Synthesis and Antiviral Evaluation of 2′,3′-β-C-Disubstituted Nucleoside Analogue ProTides to Test a Conformational Model of Potency Against Hepatitis C

An analysis of nucleoside active metabolite potencies against Hepatitis C virus (HCV) versus their parent ground-state energetic conformational bias as calculated by density functional theory suggested that nucleotides with a small difference between their antipodal energies are more likely to have potent antiviral activity compared to those with larger energetic differences. This energetic conformational bias was thought to be manipulated with substitutions along the ribofuranose ring. From 2'-C-methyluridine, a representative nucleoside with fair anti-HCV activity, two C3' modifications in particular (ethyne and methyl) showed contrasting antipodal biases relative to each other while originating from a common synthetic intermediate, allowing a test of reasonable extremes of the computational model with a divergent nine-step synthesis.
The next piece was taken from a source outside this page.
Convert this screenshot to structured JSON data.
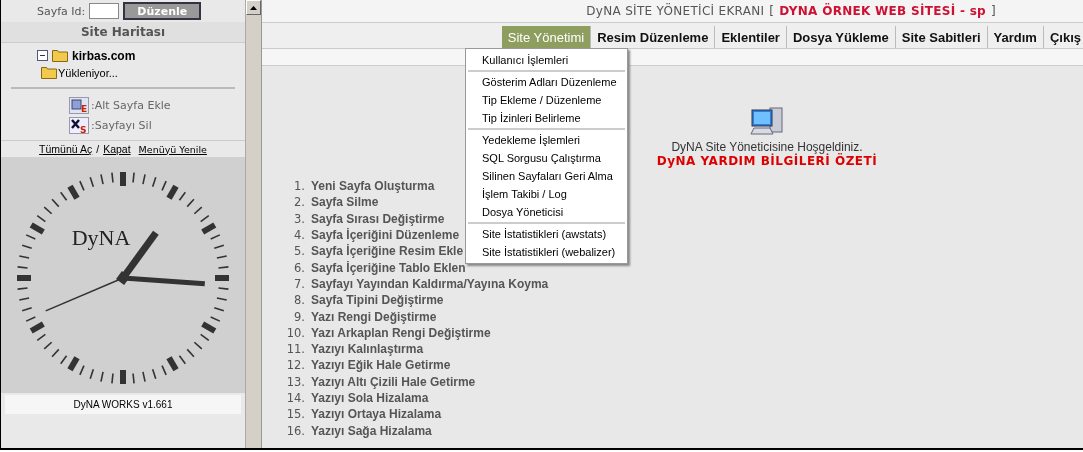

Antiviral activity of the compounds contradicted that suggested by the model, indicating a need for further refinement with additional biostructural considerations.

Automated summary

The energetic conformational bias of nucleoside metabolites is closely related to their antiviral activity. Manipulating the conformational bias by substituting the ribofuranose ring can affect the activity. However, the computational model did not accurately predict the antiviral activity, indicating the need for further refinement considering other biostructural factors.